Pediu mais animais ao Pai Natal.

Ele foi generoso e,

além de mais uns para a colecção,

trouxe estes:

Não será um livro infantil mas eles gostam tanto dele

como eu.

É até engraçado constatar que o jogo que fizeram foi exactamente

o que nós fizemos:

parece um pneu,

parece um diospiro,


parece dança,

parece uma cidade,

parece pintura,

parece comida.
As fotografias de Andrew Zuckerman foram tiradas ao longo de 5 anos.

Diz ele:
"By both removing all sense of context and capturing the most infinitesimal movement,

I hope to not only preserve a moment in time,

but to completely eliminate the idea of time."
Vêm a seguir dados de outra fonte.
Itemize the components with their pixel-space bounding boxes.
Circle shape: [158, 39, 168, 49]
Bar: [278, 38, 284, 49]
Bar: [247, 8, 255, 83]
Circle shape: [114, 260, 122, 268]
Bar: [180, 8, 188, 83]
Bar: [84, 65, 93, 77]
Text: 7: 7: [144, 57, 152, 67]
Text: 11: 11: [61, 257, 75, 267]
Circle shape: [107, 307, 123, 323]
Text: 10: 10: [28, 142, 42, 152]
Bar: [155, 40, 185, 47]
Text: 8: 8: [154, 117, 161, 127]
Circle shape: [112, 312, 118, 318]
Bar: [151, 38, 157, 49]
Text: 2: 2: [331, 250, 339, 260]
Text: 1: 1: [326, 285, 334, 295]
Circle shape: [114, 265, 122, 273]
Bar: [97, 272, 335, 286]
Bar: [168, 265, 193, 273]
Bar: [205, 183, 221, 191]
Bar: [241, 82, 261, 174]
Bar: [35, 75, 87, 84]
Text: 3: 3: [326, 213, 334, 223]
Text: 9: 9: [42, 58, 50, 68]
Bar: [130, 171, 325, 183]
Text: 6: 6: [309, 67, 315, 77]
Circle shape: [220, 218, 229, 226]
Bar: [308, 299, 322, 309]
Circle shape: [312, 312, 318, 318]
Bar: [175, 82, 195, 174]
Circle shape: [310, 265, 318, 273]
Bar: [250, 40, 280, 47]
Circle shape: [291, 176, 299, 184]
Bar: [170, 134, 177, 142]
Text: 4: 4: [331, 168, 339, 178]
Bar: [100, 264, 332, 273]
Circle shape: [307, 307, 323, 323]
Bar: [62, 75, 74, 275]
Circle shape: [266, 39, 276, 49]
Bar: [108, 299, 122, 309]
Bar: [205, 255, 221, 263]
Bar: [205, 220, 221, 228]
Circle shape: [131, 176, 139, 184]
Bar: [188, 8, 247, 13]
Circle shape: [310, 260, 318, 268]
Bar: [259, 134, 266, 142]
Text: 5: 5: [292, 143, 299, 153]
O fotógrafo fala das idas familiares ao Museu de História Natural, em NY,

na sua infância,

e do caminho - conceptual e técnico - que este projecto tomou até chegar hoje a este livro.

O texto é interessantíssimo, mas bastavam bem estes belos retratos

por vezes difíceis de olhar.

Tomara a muito boa gente esta

ou esta

ou esta

elegância.
É difícil não pôr aqui todo o livro

e ainda mais difícil mostrar também a fabulosa paginação.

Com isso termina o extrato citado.